Droits de la personne — La négation de la citoyenneté automatique à des ressortissants étrangers adoptés à l’étranger par des citoyens canadiens n’est pas un acte discriminatoire fondé sur la situation de famille — Le droit à la citoyenneté est régi par le lieu de naissance, non par la situation de famille ou d’enfant adopté — En l’absence de conclusion que les filles de l’intimée McKenna sont des victimes, l’art. 53(2)b) de la LCDP ne donne pas compétence pour ordonner que les mesures nécessaires soient prises pour leur accorder la citoyenneté.

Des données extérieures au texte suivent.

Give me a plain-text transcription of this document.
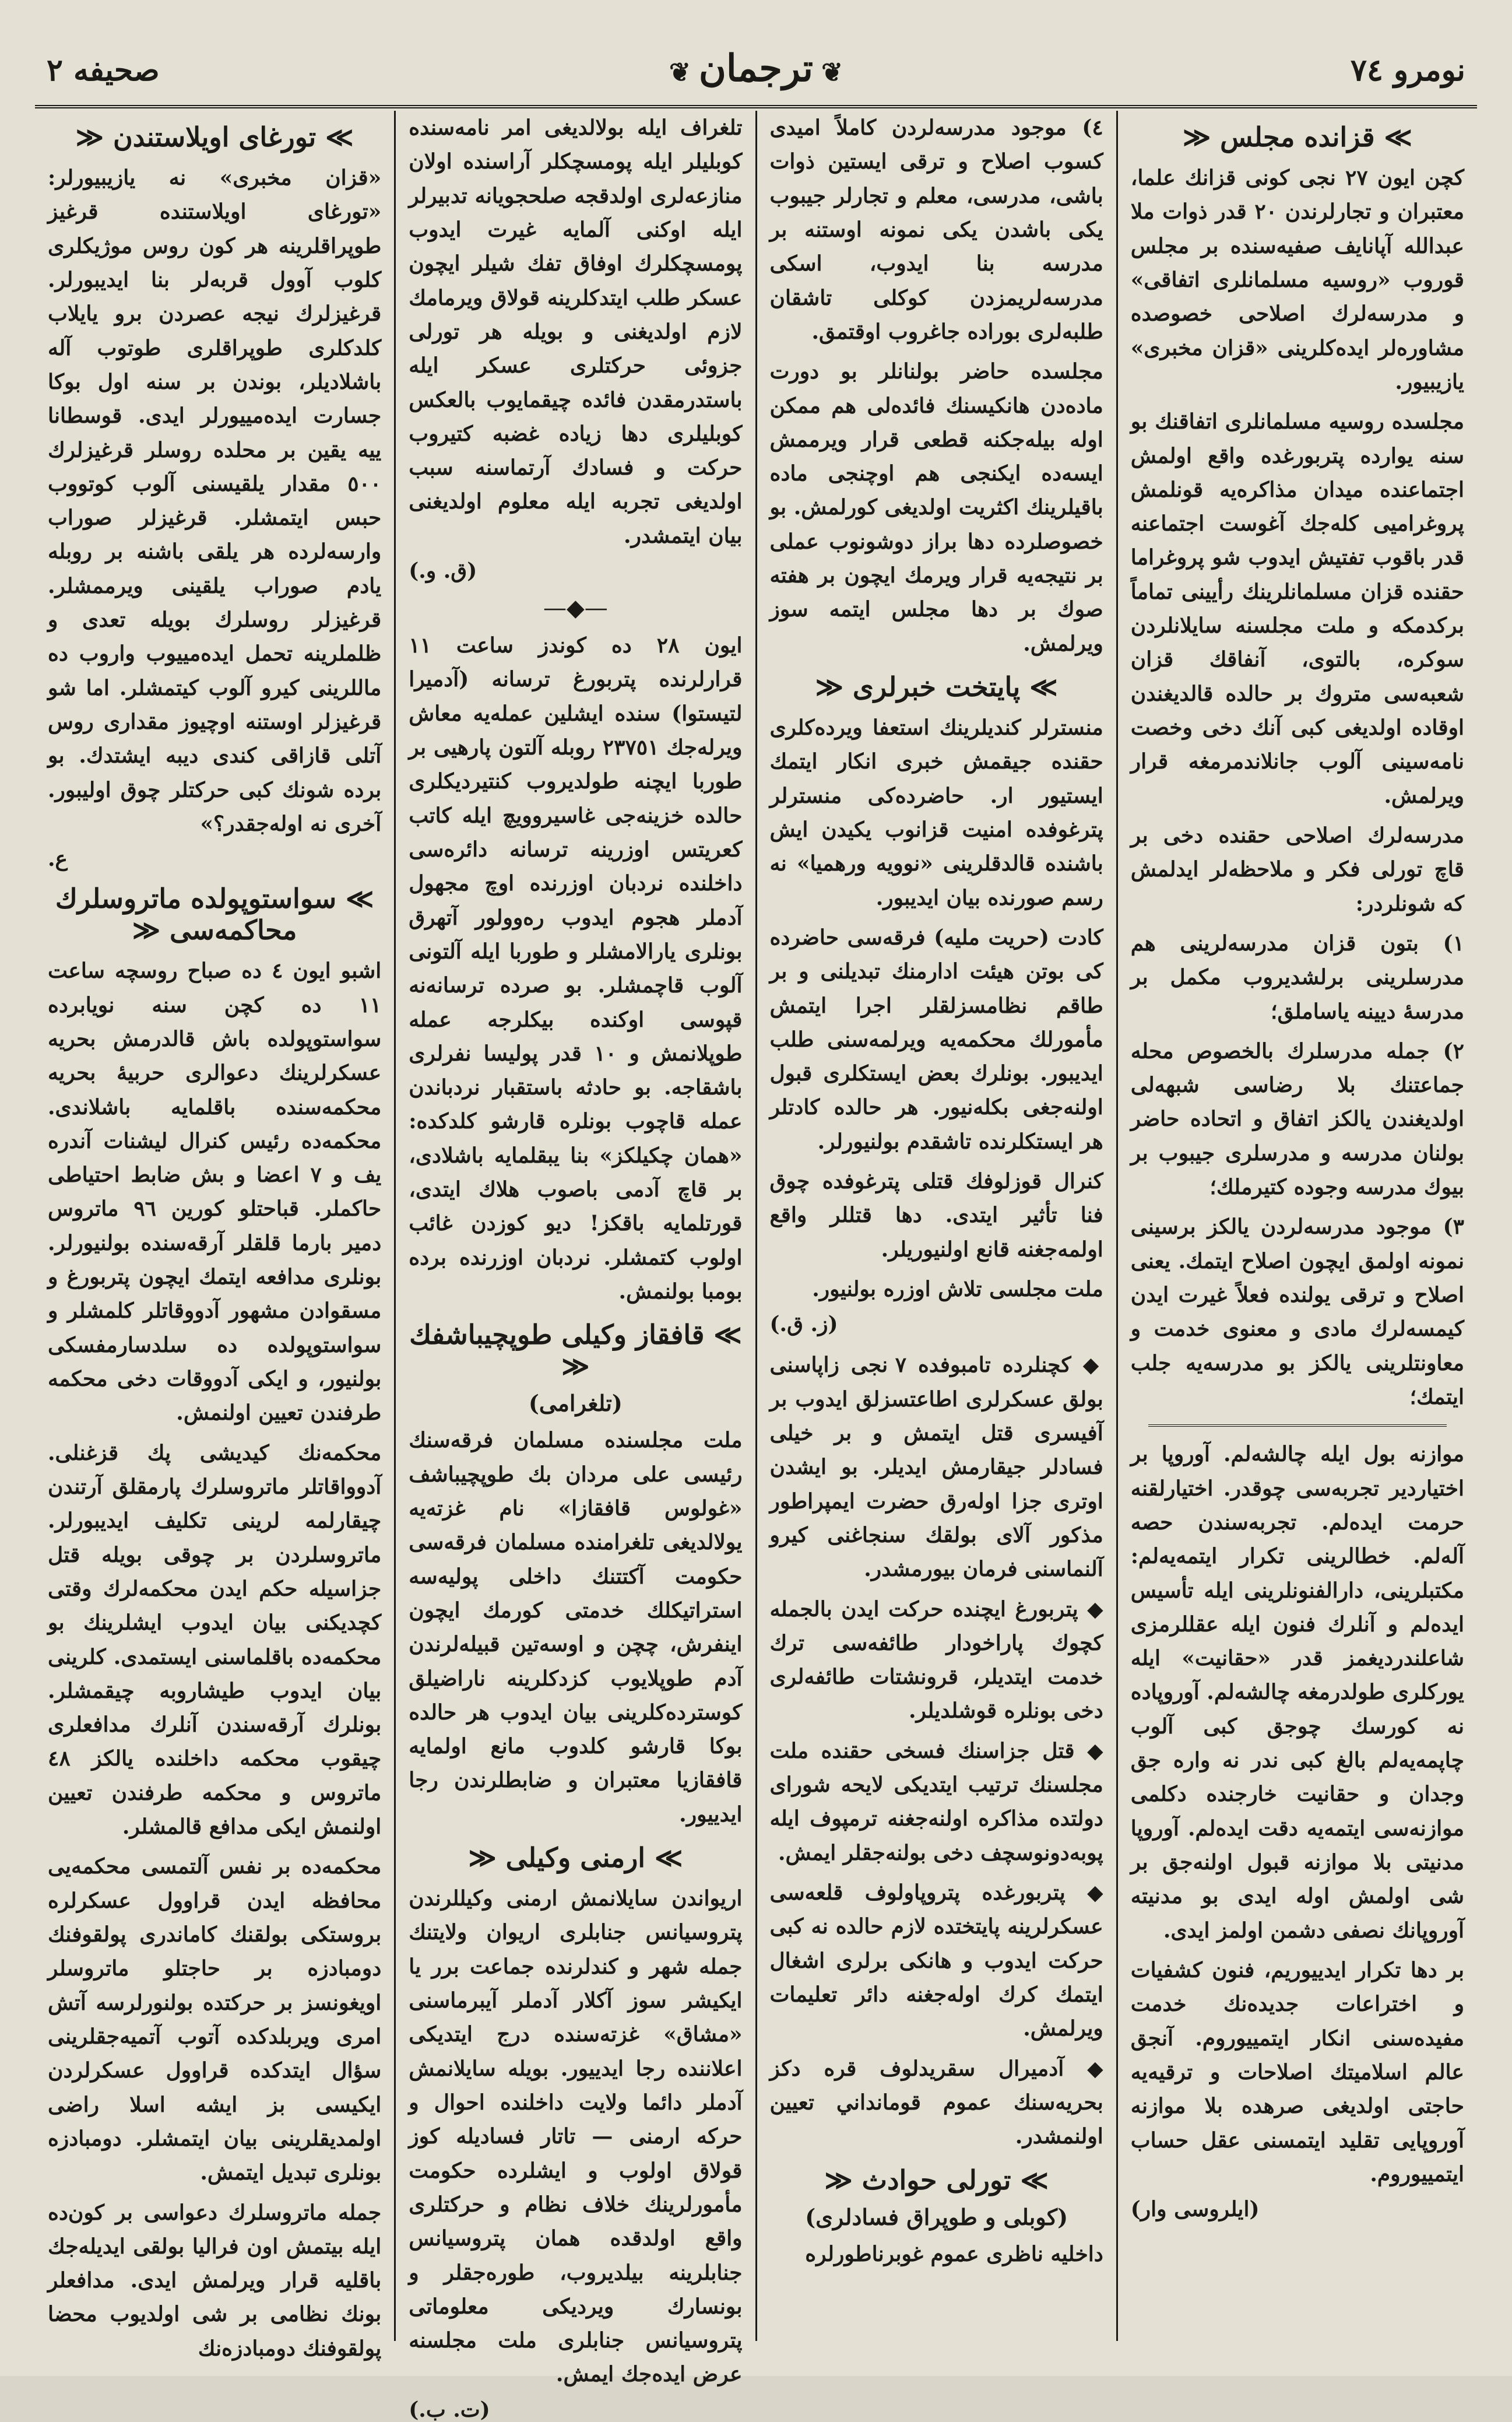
صحيفه ٢
❦	ترجمان ❦	نومرو ٧٤
≫ قزانده مجلس ≪

كچن ايون ٢٧ نجى كونى قزانك علما، معتبران و تجارلرندن ٢٠ قدر ذوات ملا عبدالله آپانايف صفيه‌سنده بر مجلس قوروب «روسيه مسلمانلرى اتفاقى» و مدرسه‌لرك اصلاحى خصوصده مشاوره‌لر ايده‌كلرينى «قزان مخبرى» يازيبيور.

مجلسده روسيه مسلمانلرى اتفاقنك بو سنه يوارده پتربورغده واقع اولمش اجتماعنده ميدان مذاكره‌يه قونلمش پروغراميى كله‌جك آغوست اجتماعنه قدر باقوب تفتيش ايدوب شو پروغراما حقنده قزان مسلمانلرينك رأيينى تماماً بركدمكه و ملت مجلسنه سايلانلردن سوكره، بالتوى، آنفاقك قزان شعبه‌سى متروك بر حالده قالديغندن اوقاده اولديغى كبى آنك دخى وخصت نامه‌سينى آلوب جانلاندمرمغه قرار ويرلمش.

مدرسه‌لرك اصلاحى حقنده دخى بر قاچ تورلى فكر و ملاحظه‌لر ايدلمش كه شونلردر:

١) بتون قزان مدرسه‌لرينى هم مدرسلرينى برلشديروب مكمل بر مدرسهٔ ديينه ياساملق؛

٢) جمله مدرسلرك بالخصوص محله جماعتنك بلا رضاسى شبهه‌لى اولديغندن يالكز اتفاق و اتحاده حاضر بولنان مدرسه و مدرسلرى جيبوب بر بيوك مدرسه وجوده كتيرملك؛

٣) موجود مدرسه‌لردن يالكز برسينى نمونه اولمق ايچون اصلاح ايتمك. يعنى اصلاح و ترقى يولنده فعلاً غيرت ايدن كيمسه‌لرك مادى و معنوى خدمت و معاونتلرينى يالكز بو مدرسه‌يه جلب ايتمك؛

موازنه بول ايله چالشه‌لم. آوروپا بر اختيار‌دير تجربه‌سى چوقدر. اختيارلقنه حرمت ايده‌لم. تجربه‌سندن حصه آله‌لم. خطالرينى تكرار ايتمه‌يه‌لم: مكتبلرينى، دارالفنونلرينى ايله تأسيس ايده‌لم و آنلرك فنون ايله عقللرمزى شاعلندرديغمز قدر «حقانيت» ايله يوركلرى طولدرمغه چالشه‌لم. آوروپاده نه كورسك چوجق كبى آلوب چاپمه‌يه‌لم بالغ كبى ندر نه واره جق وجدان و حقانيت خارجنده دكلمى موازنه‌سى ايتمه‌يه دقت ايده‌لم. آوروپا مدنيتى بلا موازنه قبول اولنه‌جق بر شى اولمش اوله ايدى بو مدنيته آوروپانك نصفى دشمن اولمز ايدى.

بر دها تكرار ايدييوريم، فنون كشفيات و اختراعات جديده‌نك خدمت مفيده‌سنى انكار ايتمييوروم. آنجق عالم اسلاميتك اصلاحات و ترقيه‌يه حاجتى اولديغى صرهده بلا موازنه آوروپايى تقليد ايتمسنى عقل حساب ايتمييوروم.

(ايلروسى وار)

٤) موجود مدرسه‌لردن كاملاً اميدى كسوب اصلاح و ترقى ايستين ذوات باشى، مدرسى، معلم و تجارلر جيبوب يكى باشدن يكى نمونه اوستنه بر مدرسه بنا ايدوب، اسكى مدرسه‌لريمزدن كوكلى تاشقان طلبه‌لرى بوراده جاغروب اوقتمق.

مجلسده حاضر بولنانلر بو دورت ماده‌دن هانكيسنك فائده‌لى هم ممكن اوله بيله‌جكنه قطعى قرار ويرممش ايسه‌ده ايكنجى هم اوچنجى ماده باقيلرينك اكثريت اولديغى كورلمش. بو خصوصلرده دها براز دوشونوب عملى بر نتيجه‌يه قرار ويرمك ايچون بر هفته صوك بر دها مجلس ايتمه سوز ويرلمش.

≫ پايتخت خبرلرى ≪

منسترلر كنديلرينك استعفا ويرده‌كلرى حقنده جيقمش خبرى انكار ايتمك ايستيور ار. حاضرده‌كى منسترلر پترغوفده امنيت قزانوب يكيدن ايش باشنده قالدقلرينى «نوويه ورهميا» نه رسم صورنده بيان ايديبور.

كادت (حريت مليه) فرقه‌سى حاضرده كى بوتن هيئت ادارمنك تبديلنى و بر طاقم نظامسزلقلر اجرا ايتمش مأمورلك محكمه‌يه ويرلمه‌سنى طلب ايديبور. بونلرك بعض ايستكلرى قبول اولنه‌جغى بكله‌نيور. هر حالده كادتلر هر ايستكلرنده تاشقدم بولنيورلر.

كنرال قوزلوفك قتلى پترغوفده چوق فنا تأثير ايتدى. دها قتللر واقع اولمه‌جغنه قانع اولنيوريلر.

ملت مجلسى تلاش اوزره بولنيور.

(ز. ق.)

◆ كچنلرده تامبوفده ٧ نجى زاپاسنى بولق عسكرلرى اطاعتسزلق ايدوب بر آفيسرى قتل ايتمش و بر خيلى فسادلر جيقارمش ايديلر. بو ايشدن اوترى جزا اوله‌رق حضرت ايمپراطور مذكور آلاى بولقك سنجاغنى كيرو آلنماسنى فرمان بيورمشدر.

◆ پتربورغ ايچنده حركت ايدن بالجمله كچوك پاراخودار طائفه‌سى ترك خدمت ايتديلر، قرونشتات طائفه‌لرى دخى بونلره قوشلديلر.

◆ قتل جزاسنك فسخى حقنده ملت مجلسنك ترتيب ايتديكى لايحه شوراى دولتده مذاكره اولنه‌جغنه ترمپوف ايله پوبه‌دونوسچف دخى بولنه‌جقلر ايمش.

◆ پتربورغده پتروپاولوف قلعه‌سى عسكرلرينه پايتختده لازم حالده نه كبى حركت ايدوب و هانكى برلرى اشغال ايتمك كرك اوله‌جغنه دائر تعليمات ويرلمش.

◆ آدميرال سقريدلوف قره دكز بحريه‌سنك عموم قومانداني تعيين اولنمشدر.

≫ تورلى حوادث ≪
(كوبلى و طوپراق فسادلرى)

داخليه ناظرى عموم غوبرناطورلره

تلغراف ايله بولالديغى امر نامه‌سنده كوبليلر ايله پومسچكلر آراسنده اولان منازعه‌لرى اولدقجه صلحجويانه تدبيرلر ايله اوكنى آلمايه غيرت ايدوب پومسچكلرك اوفاق تفك شيلر ايچون عسكر طلب ايتدكلرينه قولاق ويرمامك لازم اولديغنى و بويله هر تورلى جزوئى حركتلرى عسكر ايله باستدرمقدن فائده چيقمايوب بالعكس كوبليلرى دها زياده غضبه كتيروب حركت و فسادك آرتماسنه سبب اولديغى تجربه ايله معلوم اولديغنى بيان ايتمشدر.

(ق. و.)
—◆—

ايون ٢٨ ده كوندز ساعت ١١ قرارلرنده پتربورغ ترسانه (آدميرا لتيستوا) سنده ايشلين عمله‌يه معاش ويرله‌جك ٢٣٧٥١ روبله آلتون پارهيى بر طوربا ايچنه طولديروب كنتيرديكلرى حالده خزينه‌جى غاسيروويچ ايله كاتب كعريتس اوزرينه ترسانه دائره‌سى داخلنده نردبان اوزرنده اوچ مجهول آدملر هجوم ايدوب ره‌وولور آتهرق بونلرى يارالامشلر و طوربا ايله آلتونى آلوب قاچمشلر. بو صرده ترسانه‌نه قپوسى اوكنده بيكلرجه عمله طوپلانمش و ١٠ قدر پوليسا نفرلرى باشقاجه. بو حادثه باستقبار نردباندن عمله قاچوب بونلره قارشو كلدكده: «همان چكيلكز» بنا يبقلمايه باشلادى، بر قاچ آدمى باصوب هلاك ايتدى، قورتلمايه باقكز! ديو كوزدن غائب اولوب كتمشلر. نردبان اوزرنده برده بومبا بولنمش.

≫ قافقاز وكيلى طوپچيباشفك ≪
(تلغرامى)

ملت مجلسنده مسلمان فرقه‌سنك رئيسى على مردان بك طوپچيباشف «غولوس قافقازا» نام غزته‌يه يولالديغى تلغرامنده مسلمان فرقه‌سى حكومت آكتتنك داخلى پوليه‌سه استراتيكلك خدمتى كورمك ايچون اينفرش، چچن و اوسه‌تين قبيله‌لرندن آدم طوپلايوب كزدكلرينه ناراضيلق كوسترده‌كلرينى بيان ايدوب هر حالده بوكا قارشو كلدوب مانع اولمايه قافقازيا معتبران و ضابطلرندن رجا ايدييور.

≫ ارمنى وكيلى ≪

اريواندن سايلانمش ارمنى وكيللرندن پتروسيانس جنابلرى اريوان ولايتنك جمله شهر و كندلرنده جماعت برر يا ايكيشر سوز آكلار آدملر آيبرماسنى «مشاق» غزته‌سنده درج ايتديكى اعلاننده رجا ايدييور. بويله سايلانمش آدملر دائما ولايت داخلنده احوال و حركه ارمنى — تاتار فساديله كوز قولاق اولوب و ايشلرده حكومت مأمورلرينك خلاف نظام و حركتلرى واقع اولدقده همان پتروسيانس جنابلرينه بيلديروب، طوره‌جقلر و بونسارك ويرديكى معلوماتى پتروسيانس جنابلرى ملت مجلسنه عرض ايده‌جك ايمش.

(ت. ب.)
≫ تورغاى اويلاستندن ≪

«قزان مخبرى» نه يازيبيورلر: «تورغاى اويلاستنده قرغيز طوپراقلرينه هر كون روس موژيكلرى كلوب آوول قربه‌لر بنا ايديبورلر. قرغيزلرك نيجه عصردن برو يايلاب كلدكلرى طوپراقلرى طوتوب آله باشلاديلر، بوندن بر سنه اول بوكا جسارت ايده‌مييورلر ايدى. قوسطانا ييه يقين بر محلده روسلر قرغيزلرك ٥٠٠ مقدار يلقيسنى آلوب كوتووب حبس ايتمشلر. قرغيزلر صوراب وارسه‌لرده هر يلقى باشنه بر روبله يادم صوراب يلقينى ويرممشلر. قرغيزلر روسلرك بويله تعدى و ظلملرينه تحمل ايده‌مييوب واروب ده ماللرينى كيرو آلوب كيتمشلر. اما شو قرغيزلر اوستنه اوچيوز مقدارى روس آتلى قازاقى كندى ديبه ايشتدك. بو برده شونك كبى حركتلر چوق اوليبور. آخرى نه اوله‌جقدر؟»

ع.
≫ سواستوپولده ماتروسلرك محاكمه‌سى ≪

اشبو ايون ٤ ده صباح روسچه ساعت ١١ ده كچن سنه نويابرده سواستوپولده باش قالدرمش بحريه عسكرلرينك دعوالرى حربيهٔ بحريه محكمه‌سنده باقلمايه باشلاندى. محكمه‌ده رئيس كنرال ليشنات آندره يف و ٧ اعضا و بش ضابط احتياطى حاكملر. قباحتلو كورين ٩٦ ماتروس دمير بارما قلقلر آرقه‌سنده بولنيورلر. بونلرى مدافعه ايتمك ايچون پتربورغ و مسقوادن مشهور آدووقاتلر كلمشلر و سواستوپولده ده سلدسارمفسكى بولنيور، و ايكى آدووقات دخى محكمه طرفندن تعيين اولنمش.

محكمه‌نك كيديشى پك قزغنلى. آدوواقاتلر ماتروسلرك پارمقلق آرتندن چيقارلمه لرينى تكليف ايديبورلر. ماتروسلردن بر چوقى بويله قتل جزاسيله حكم ايدن محكمه‌لرك وقتى كچديكنى بيان ايدوب ايشلرينك بو محكمه‌ده باقلماسنى ايستمدى. كلرينى بيان ايدوب طيشاروبه چيقمشلر. بونلرك آرقه‌سندن آنلرك مدافعلرى چيقوب محكمه داخلنده يالكز ٤٨ ماتروس و محكمه طرفندن تعيين اولنمش ايكى مدافع قالمشلر.

محكمه‌ده بر نفس آلتمسى محكمه‌يى محافظه ايدن قراوول عسكرلره بروستكى بولقنك كاماندرى پولقوفنك دومبادزه بر حاجتلو ماتروسلر اويغونسز بر حركتده بولنورلرسه آتش امرى ويربلدكده آتوب آتميه‌جقلرينى سؤال ايتدكده قراوول عسكرلردن ايكيسى بز ايشه اسلا راضى اولمديقلرينى بيان ايتمشلر. دومبادزه بونلرى تبديل ايتمش.

جمله ماتروسلرك دعواسى بر كون‌ده ايله بيتمش اون فراليا بولقى ايديله‌جك باقليه قرار ويرلمش ايدى. مدافعلر بونك نظامى بر شى اولديوب محضا پولقوفنك دومبادزه‌نك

Citoyenneté et Immigration — Statut au Canada — Citoyens — La négation de la citoyenneté automatique à des ressortissants étrangers adoptés à l’étranger par des citoyens canadiens n’est pas un acte discriminatoire fondé sur la situation de famille — Le traitement en vertu de la Loi sur la citoyenneté est régi par le lieu de naissance, non par la situation de famille ou d’enfant adopté

Interprétation des lois — Application rétrospective — Allégation de discrimination fondée sur la situation de famille par suite du refus d’accorder automatiquement la citoyenneté canadienne à des ressortissantes étrangères adoptées — Aucune application rétrospective de la Loi canadienne sur les droits de la personne puisque la distinction continue est fondée sur la naissance.

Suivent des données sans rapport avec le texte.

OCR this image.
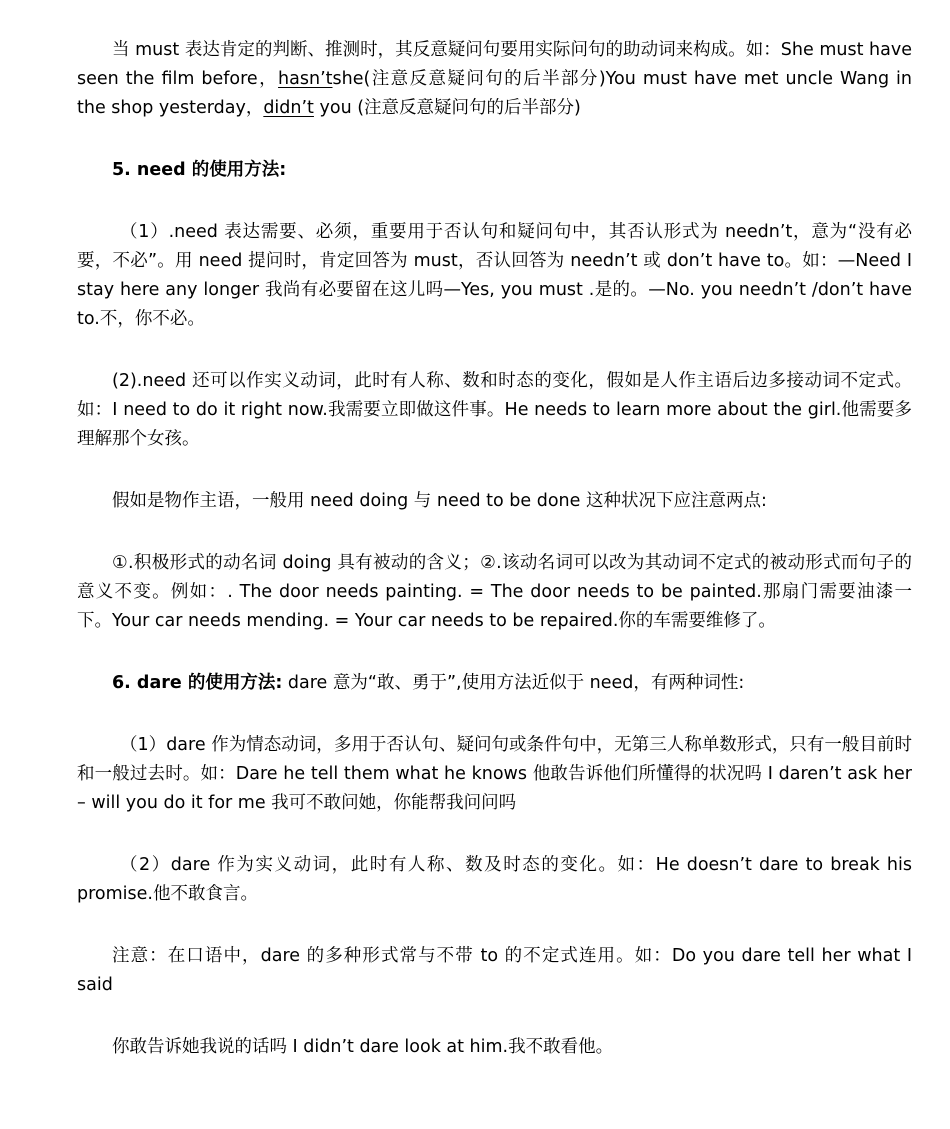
当 must 表达肯定的判断、推测时，其反意疑问句要用实际问句的助动词来构成。如：She must have seen the film before，hasn’tshe(注意反意疑问句的后半部分)You must have met uncle Wang in the shop yesterday，didn’t you (注意反意疑问句的后半部分)

5. need 的使用方法:

（1）.need 表达需要、必须，重要用于否认句和疑问句中，其否认形式为 needn’t，意为“没有必要，不必”。用 need 提问时，肯定回答为 must，否认回答为 needn’t 或 don’t have to。如：—Need I stay here any longer 我尚有必要留在这儿吗—Yes, you must .是的。—No. you needn’t /don’t have to.不，你不必。

(2).need 还可以作实义动词，此时有人称、数和时态的变化，假如是人作主语后边多接动词不定式。如：I need to do it right now.我需要立即做这件事。He needs to learn more about the girl.他需要多理解那个女孩。

假如是物作主语，一般用 need doing 与 need to be done 这种状况下应注意两点:

①.积极形式的动名词 doing 具有被动的含义；②.该动名词可以改为其动词不定式的被动形式而句子的意义不变。例如：. The door needs painting. = The door needs to be painted.那扇门需要油漆一下。Your car needs mending. = Your car needs to be repaired.你的车需要维修了。

6. dare 的使用方法: dare 意为“敢、勇于”,使用方法近似于 need，有两种词性:

（1）dare 作为情态动词，多用于否认句、疑问句或条件句中，无第三人称单数形式，只有一般目前时和一般过去时。如：Dare he tell them what he knows 他敢告诉他们所懂得的状况吗 I daren’t ask her – will you do it for me 我可不敢问她，你能帮我问问吗

（2）dare 作为实义动词，此时有人称、数及时态的变化。如：He doesn’t dare to break his promise.他不敢食言。

注意：在口语中，dare 的多种形式常与不带 to 的不定式连用。如：Do you dare tell her what I said

你敢告诉她我说的话吗 I didn’t dare look at him.我不敢看他。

Demande de contrôle judiciaire. La famille McKenna réside de façon permanente en Irlande. Mme McKenna a trois fils nés au Canada et deux filles adoptives nées en Irlande de parents non canadiens. Les fils ont automatiquement la citoyenneté canadienne, mais les filles ne peuvent devenir citoyennes canadiennes que par naturalisation. L’article 5 de la Loi sur la citoyenneté canadienne prévoit que constitue un acte discriminatoire le fait de défavoriser un individu pour un motif de distinction illicite, notamment la situation de famille (article 3). L’intimée a allégué une distinction fondée sur la situation de famille des filles en tant qu’enfants adoptées. Après avoir conclu qu’il n’était pas nécessaire de donner à la Loi canadienne sur les droits de la personne un effet rétrospectif, le Tribunal a conclu que le traitement différent accordé aux fils et aux filles constituait un acte discriminatoire fondé sur la situation de famille.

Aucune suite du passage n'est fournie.